Lightsaber combat should be graceful, fluid, and minimalist. You shouldn’t be moving much; defense is simply adjustments to your blade’s angle. “The most realistic fight was in A New Hope, where Obi-Wan and Vader are just sort of jabbing at each other,” Tucker says. “Real combat can’t be flashy—the moment you turn your back is the moment you die.” Every move should end with your blade pointed at your opponent.

Mind games work.

At one point, Tucker holds his blade at eye height and levels it at my face, so I’m looking down the barrel of shimmering light-blue death. It’s terrifying, which of course is the point. If you can keep your cool with a laser three inches from your face, you’re in good shape. “Staying calm throws your opponent off,” he says. “He’s expecting you to be all aggressive, and you’re just…” [walks slowly, keeping eye contact, looking cool]

Lightsaber training will ruin your enjoyment of cinematic swordplay.

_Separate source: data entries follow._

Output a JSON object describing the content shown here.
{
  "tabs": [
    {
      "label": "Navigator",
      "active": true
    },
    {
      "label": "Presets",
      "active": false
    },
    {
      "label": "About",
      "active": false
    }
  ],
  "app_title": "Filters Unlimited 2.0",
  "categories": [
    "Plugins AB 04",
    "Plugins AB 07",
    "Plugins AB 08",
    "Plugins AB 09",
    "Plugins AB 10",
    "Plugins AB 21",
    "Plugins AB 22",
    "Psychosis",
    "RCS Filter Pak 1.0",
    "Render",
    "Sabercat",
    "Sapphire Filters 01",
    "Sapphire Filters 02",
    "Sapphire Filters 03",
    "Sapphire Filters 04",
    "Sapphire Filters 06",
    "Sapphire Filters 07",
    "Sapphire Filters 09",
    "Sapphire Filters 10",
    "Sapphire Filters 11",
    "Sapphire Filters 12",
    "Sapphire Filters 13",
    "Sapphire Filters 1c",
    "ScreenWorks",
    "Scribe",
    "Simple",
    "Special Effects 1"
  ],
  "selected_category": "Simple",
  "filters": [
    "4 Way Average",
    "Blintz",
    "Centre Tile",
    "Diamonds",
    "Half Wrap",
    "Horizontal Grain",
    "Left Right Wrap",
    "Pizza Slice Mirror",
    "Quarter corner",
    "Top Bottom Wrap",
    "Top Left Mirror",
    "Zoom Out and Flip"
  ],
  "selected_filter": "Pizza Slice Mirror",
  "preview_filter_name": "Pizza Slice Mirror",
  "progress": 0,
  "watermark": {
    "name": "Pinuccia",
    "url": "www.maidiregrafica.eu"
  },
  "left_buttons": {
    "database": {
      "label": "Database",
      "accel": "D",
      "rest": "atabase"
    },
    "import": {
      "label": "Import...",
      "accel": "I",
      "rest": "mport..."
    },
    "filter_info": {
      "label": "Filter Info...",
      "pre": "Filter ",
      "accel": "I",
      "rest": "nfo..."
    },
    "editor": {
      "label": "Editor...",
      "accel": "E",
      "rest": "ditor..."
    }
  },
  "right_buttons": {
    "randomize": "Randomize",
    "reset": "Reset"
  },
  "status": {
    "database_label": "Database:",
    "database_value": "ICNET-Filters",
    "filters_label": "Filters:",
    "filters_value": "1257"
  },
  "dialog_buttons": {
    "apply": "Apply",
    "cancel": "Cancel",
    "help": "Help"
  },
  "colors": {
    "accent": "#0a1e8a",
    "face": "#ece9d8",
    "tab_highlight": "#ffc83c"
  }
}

Here’s the key to spotting a bad movie fight: jump cuts. “If they show a move, and then a reaction shot, and then cut-cut-cut, they’ve got a bad choreographer,” Tucker says, naming a show I won’t mention but that rhymes with Schmame of Schmones. Watch the Qui-Gon/Anakin/Darth Maul fight from The Phantom Menace, or even the volcanic Anakin/Obi-Wan showdown in Revenge of the Sith: They’ve got several longer, wide-angle shots. It’ll have the curious effect of making you hate the prequels less.

This is serious fun.

By the end of Day 1, I could complete a choreographed six-move sequence against both Tucker and my kid, attack while jumping, and execute a passable spin move. (With practice, I think I could levitate the soda machine.) I was also surprised at the amount of cardio involved—it’s not CrossFit, but it’s not playing video games either. It’s more like being a character in a video game—or, for that matter, a certain movie that…it opens soon, right? Like maybe today?